The city, the streets, would play on endlessly. It was the retweet.
For the cover of his first single, Sire Records hired illustrator Lou Beach who organized a Romare Bearden-style hip-hop collage from a very âurbanâ downtown New York. The label decided not to paint a portrait of Madonna. Ultimately, a video was made, and we saw that it was white. She even started her career a little cute.
âPhysical Attractionâ features production credit from John âJellybeanâ Benitez, a DJ at the famous Funhouse club at the time. He contributed to his credibility and his street sound.
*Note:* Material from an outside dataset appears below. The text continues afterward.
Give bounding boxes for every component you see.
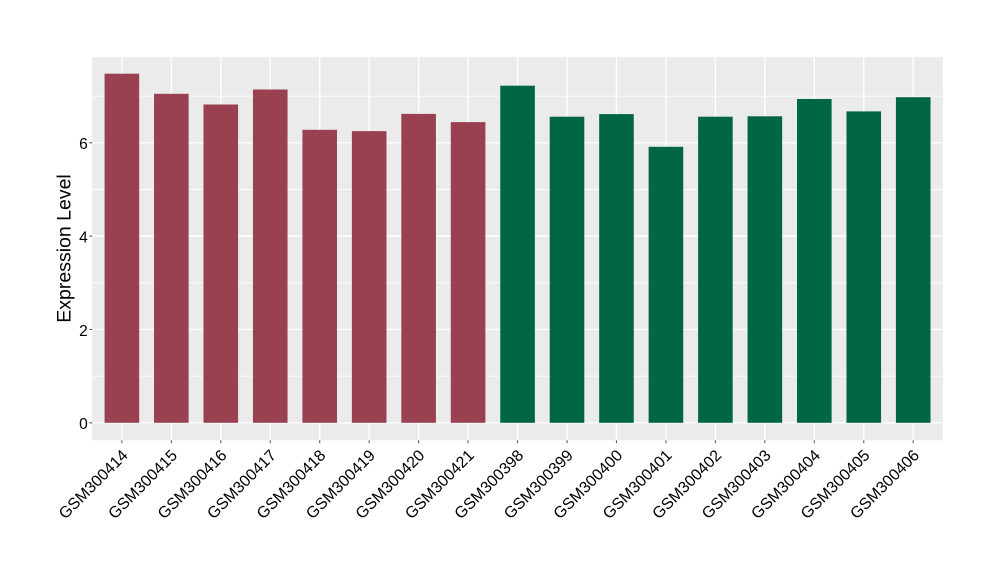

Perfect a model and prototype for each synthetic disco diva, female pop phenomenon, to follow.
With electro accents, precocious boogie – this post-punk feeling meets a dancefloor attack, passing by Arthur Baker – he is inspired by Lisa Lisa, Janet Jackson, Debbie Gibson, Tiffany, the synth-pop edition from the ’80s of Pointer Sisters, Britney Spears, Christina Aguilera to the explosion of slinky bedroom writers Nite Jewel, Geneva Jacuzzi, and more. Leading us to Lady Gaga and Billie Eilish too.
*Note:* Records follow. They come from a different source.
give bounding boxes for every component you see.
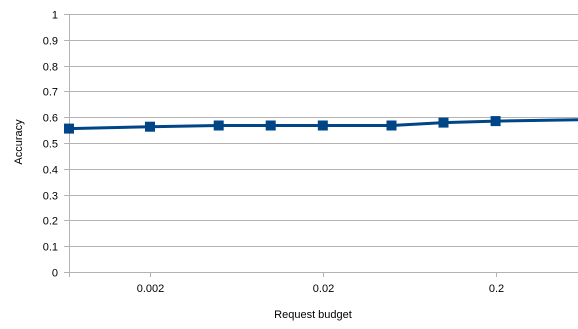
y-tick-labels: 0 0.1 0.2 0.3 0.4 0.5 0.6 0.7 0.8 0.9 1 (43, 10, 58, 280)
y-axis-title: Accuracy (13, 119, 25, 165)
x-axis-title: Request budget (274, 309, 352, 321)
y-tick-label: 0.1 (43, 242, 58, 254)
y-tick-label: 0.7 (43, 87, 58, 99)
data-point-marker (265, 120, 276, 131)
y-tick-label: 0 (52, 268, 58, 280)
y-tick-label: 0.8 (43, 62, 58, 74)
grid-lines (69, 14, 578, 247)
x-tick-labels: 0.002 0.02 0.2 (137, 283, 504, 295)
data-point-marker (64, 123, 74, 134)
y-tick-label: 1 (52, 10, 58, 22)
series-accuracy (64, 116, 578, 134)
x-tick-label: 0.002 (137, 283, 165, 295)
x-tick-label: 0.02 (313, 283, 334, 295)
y-tick-label: 0.2 (43, 216, 58, 228)
data-point-marker (490, 116, 501, 127)
y-tick-label: 0.5 (43, 139, 58, 151)
data-point-marker (213, 120, 224, 131)
axes (64, 14, 578, 277)
y-tick-label: 0.4 (43, 165, 58, 177)
y-tick-label: 0.6 (43, 113, 58, 125)
y-tick-label: 0.3 (43, 191, 58, 203)
data-point-marker (386, 120, 397, 131)
x-tick-label: 0.2 (489, 283, 504, 295)
data-point-marker (438, 117, 449, 128)
data-point-marker (317, 120, 328, 131)
data-point-marker (145, 121, 155, 132)
y-tick-label: 0.9 (43, 36, 58, 48)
But in retrospect, “Physical Attraction” is just exquisite and divine pop. Madonna always knew her strength was dancing, reflecting that innate sense of rhythm. He’s a million-selling pop icon, despite his light voice. With “Physical Attraction”, she programs the natural movements of her body to give indications on how to access production. Her voice moves. He does not gain the upper hand and does not dominate. It just floats with the bounce, like a dancer working a specific part, but not the entire dancefloor.
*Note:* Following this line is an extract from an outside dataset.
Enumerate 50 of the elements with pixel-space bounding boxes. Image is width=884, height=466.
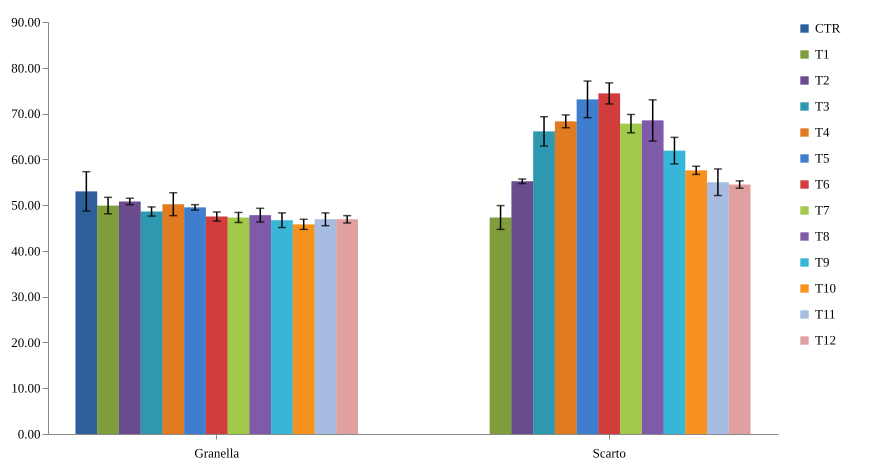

Some have called this “billion dollar hunch” for emphasizing physical dexterity rather than vocal acrobatics, the biggest case of “passing” of all time. But running it for 40 years is genius by definition …
A natural rhythm, which she has had from day one, is something that cannot be culturally appropriate. Whitney and Mariah can sing for weeks. But Madonna, underneath all that thrift store chic, never came out of it stiff. In fact, she seemed just the opposite. Savage. See Desperately looking for Susan for research.
Everything that happened after 1985 for Madge was aimed squarely at MTV. These are the first singles that were made for classic New York dance floors. Danceteria, Mudd Club, Paradise Garage â cultural centers that decided which tracks became national earworms for breakdancers, graffiti artists, pop lockers and street kids. Not the ones in the mall.